Asil reminded his wolf they were guests—and moreover that they had things to do. He had that date, one of a set that had somehow altered from challenges to missions. If he’d had any doubt about that at all, it had been banished by the moment where Allah had turned His attention to Asil.
This was not the first time in his long life that it had been given to him to be the hand of Allah. It was merely the first time it had been so clearly indicated. It was wiser, he had found, not to balk at tasks so set.
He contained his wolf after a struggle that was more difficult than he liked. Once that was done, for the moment at least, he considered the words he’d been given.

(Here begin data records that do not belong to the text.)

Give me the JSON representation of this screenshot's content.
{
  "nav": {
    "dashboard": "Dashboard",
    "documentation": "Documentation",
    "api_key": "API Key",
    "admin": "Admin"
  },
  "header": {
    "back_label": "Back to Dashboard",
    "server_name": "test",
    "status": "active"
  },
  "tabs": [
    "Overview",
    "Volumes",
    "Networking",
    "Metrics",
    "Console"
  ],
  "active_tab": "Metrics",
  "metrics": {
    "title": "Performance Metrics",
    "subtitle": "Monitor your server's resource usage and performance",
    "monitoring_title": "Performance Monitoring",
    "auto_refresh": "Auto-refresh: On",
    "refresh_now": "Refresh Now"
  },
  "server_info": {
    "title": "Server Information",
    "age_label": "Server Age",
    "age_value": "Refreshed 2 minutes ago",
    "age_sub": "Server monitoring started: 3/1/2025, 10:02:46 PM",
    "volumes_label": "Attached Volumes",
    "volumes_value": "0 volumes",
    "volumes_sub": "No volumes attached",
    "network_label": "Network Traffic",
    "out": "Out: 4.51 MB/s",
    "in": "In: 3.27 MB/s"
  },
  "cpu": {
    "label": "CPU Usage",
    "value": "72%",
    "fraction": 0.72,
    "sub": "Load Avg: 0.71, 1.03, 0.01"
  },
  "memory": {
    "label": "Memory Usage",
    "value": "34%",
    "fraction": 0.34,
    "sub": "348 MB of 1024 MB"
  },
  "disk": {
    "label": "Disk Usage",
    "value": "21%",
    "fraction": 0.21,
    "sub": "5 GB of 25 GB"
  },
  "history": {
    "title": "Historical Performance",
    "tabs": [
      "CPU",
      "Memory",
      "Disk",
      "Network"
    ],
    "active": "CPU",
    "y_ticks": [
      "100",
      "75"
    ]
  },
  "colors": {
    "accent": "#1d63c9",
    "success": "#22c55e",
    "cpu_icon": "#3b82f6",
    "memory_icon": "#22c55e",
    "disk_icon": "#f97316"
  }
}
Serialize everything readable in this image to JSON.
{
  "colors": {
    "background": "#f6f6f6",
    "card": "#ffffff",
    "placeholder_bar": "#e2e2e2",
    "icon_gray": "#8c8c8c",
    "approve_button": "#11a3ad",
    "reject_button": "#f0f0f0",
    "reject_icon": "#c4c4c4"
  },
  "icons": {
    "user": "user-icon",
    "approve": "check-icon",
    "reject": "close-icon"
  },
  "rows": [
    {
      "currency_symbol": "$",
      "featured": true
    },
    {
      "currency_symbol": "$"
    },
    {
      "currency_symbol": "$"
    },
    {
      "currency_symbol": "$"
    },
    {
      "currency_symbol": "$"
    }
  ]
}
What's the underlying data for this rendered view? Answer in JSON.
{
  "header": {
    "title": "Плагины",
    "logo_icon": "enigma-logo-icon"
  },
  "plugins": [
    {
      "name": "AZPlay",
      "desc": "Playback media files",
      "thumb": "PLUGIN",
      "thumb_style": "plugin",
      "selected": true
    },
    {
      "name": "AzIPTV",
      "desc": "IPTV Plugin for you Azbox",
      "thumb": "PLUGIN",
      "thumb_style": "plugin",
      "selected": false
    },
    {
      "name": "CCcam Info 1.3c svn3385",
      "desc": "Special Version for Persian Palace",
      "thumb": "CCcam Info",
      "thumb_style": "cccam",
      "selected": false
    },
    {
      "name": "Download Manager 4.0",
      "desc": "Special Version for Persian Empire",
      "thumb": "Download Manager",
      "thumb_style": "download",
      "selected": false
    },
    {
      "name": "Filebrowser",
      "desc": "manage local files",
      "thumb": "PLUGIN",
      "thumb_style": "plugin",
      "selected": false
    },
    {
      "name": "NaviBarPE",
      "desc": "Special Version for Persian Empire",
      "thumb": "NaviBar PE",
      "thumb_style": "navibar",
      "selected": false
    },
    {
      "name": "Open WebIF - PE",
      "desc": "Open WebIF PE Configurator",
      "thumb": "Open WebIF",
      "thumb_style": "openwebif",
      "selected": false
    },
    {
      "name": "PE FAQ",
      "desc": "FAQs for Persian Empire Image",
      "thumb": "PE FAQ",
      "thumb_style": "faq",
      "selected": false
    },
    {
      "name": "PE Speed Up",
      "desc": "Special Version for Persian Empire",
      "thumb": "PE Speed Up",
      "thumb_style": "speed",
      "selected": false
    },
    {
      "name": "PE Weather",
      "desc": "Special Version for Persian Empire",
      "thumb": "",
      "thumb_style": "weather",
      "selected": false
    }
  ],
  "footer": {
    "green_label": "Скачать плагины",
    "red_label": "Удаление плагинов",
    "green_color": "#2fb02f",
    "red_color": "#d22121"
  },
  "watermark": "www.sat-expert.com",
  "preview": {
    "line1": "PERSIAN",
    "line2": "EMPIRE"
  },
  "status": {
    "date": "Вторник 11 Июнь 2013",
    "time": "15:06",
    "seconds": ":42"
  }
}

The Emerald City pack had just offered him a key to their territory, and such things could bite back. He did not intend to do anything this day that should reflect badly upon the pack. And by the nature of guesting laws, if that changed, all he would have to do would be to notify Angus, Alpha of the pack, directly before all hell broke loose. For this short time period, the hospitality offered should pose no trouble.
“I accept those terms,” Asil said.
The other wolf looked at him, his eyes still wolf and wild. Asil’s wolf told him that, though strong of will and power, this one had not yet seen half a century as moon called. He was thusvulnerable to the wild turbulence of Asil’s wolf, especially as unsettled as this other wolf was, a dominant having given a message of submissive to a strange wolf.
It was not Asil’s purpose today to abuse his just-accepted status as guest by forcing this perfectly fine and trusted member of Angus Hopper’s pack to attack him so Asil’s wolf could taste his blood. He had assumed that the brief moment of epiphany, of purpose, had brought his wolf back from instability. But his eagerness to taste this young strong wolf’s blood was proof that Asil’s self-assessment of how well he was controlling his wolf was demonstratively wrong.
If not for his understanding that this mission was important, he would have driven back to Montana. The Marrok was too far away to help him. The Omega wolf Anna was too far away to help him. It was such moments that reminded Asil just why he had given up his Alpha status in Spain to travel all of the way to the backwoods of Montana.
He had only himself here. He pulled that old wolf back and tucked him deeper into his mind, trapping him in the steel of his will. And that will, the will of the Moor, was enough—as it had always proved to be enough. But Allah knew, as did Asil, some time, not too far from this, even Asil would be overmatched against the great old beast who owned his soul.
As soon as Asil battened down his wolf, the other man turned, putting his back to Asil. “Sorry,” he said. “I’m sorry. Give me a minute.” And quietly he muttered, “I didn’t expect... well.” He shut up.